Some local farmers are having to source their planting materials from South Africa as local supply cannot meet demand.
In Zimbabwe, we have one company accredited with the Citrus Research Institute to produce planting material.
To increase nursery production to meet the national requirements, Zimbabwe should establish more nurseries and capacitate existing ones such as the Chiredzi Research Institute.

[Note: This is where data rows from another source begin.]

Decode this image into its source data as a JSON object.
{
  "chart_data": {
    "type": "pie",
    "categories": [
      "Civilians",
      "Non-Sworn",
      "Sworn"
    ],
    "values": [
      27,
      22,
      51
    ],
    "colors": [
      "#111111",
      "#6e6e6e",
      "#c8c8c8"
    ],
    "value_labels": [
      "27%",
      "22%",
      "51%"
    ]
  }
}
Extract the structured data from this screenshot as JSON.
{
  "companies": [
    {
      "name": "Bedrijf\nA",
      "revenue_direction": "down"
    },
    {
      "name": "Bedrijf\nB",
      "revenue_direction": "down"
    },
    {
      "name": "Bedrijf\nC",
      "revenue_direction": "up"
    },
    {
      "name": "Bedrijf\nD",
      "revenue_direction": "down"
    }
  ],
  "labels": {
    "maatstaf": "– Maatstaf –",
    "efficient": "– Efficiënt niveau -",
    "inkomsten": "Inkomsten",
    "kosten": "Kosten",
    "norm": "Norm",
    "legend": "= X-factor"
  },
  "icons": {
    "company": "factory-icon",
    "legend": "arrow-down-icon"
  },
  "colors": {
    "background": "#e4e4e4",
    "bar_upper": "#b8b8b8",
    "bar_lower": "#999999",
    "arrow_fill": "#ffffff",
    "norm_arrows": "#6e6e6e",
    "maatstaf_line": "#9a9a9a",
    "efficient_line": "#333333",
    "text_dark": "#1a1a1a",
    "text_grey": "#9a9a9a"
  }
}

The major economic value of oranges lies in their fruits and juice concentrates, but several fragrant oils can be extracted from their flowers, or from their peel as a byproduct of the orange-juice industry.
These essences can be used to manufacture fragrances used in the manufacturing of perfumes and to scent many household products, such as liquid detergents, shampoos, and soaps with aromatic oils extracted from citrus products.
Other commercial value-added products from citrus fruits include citric acid, marmalaide/sweet spreads.
ZimTrade, the national trade development and promotion organisation, continues to engage the Netherlands-based PUM experts in the horticulture sector to improve the sector’s competitiveness edge through increased throughput, efficiency, effectiveness and quality.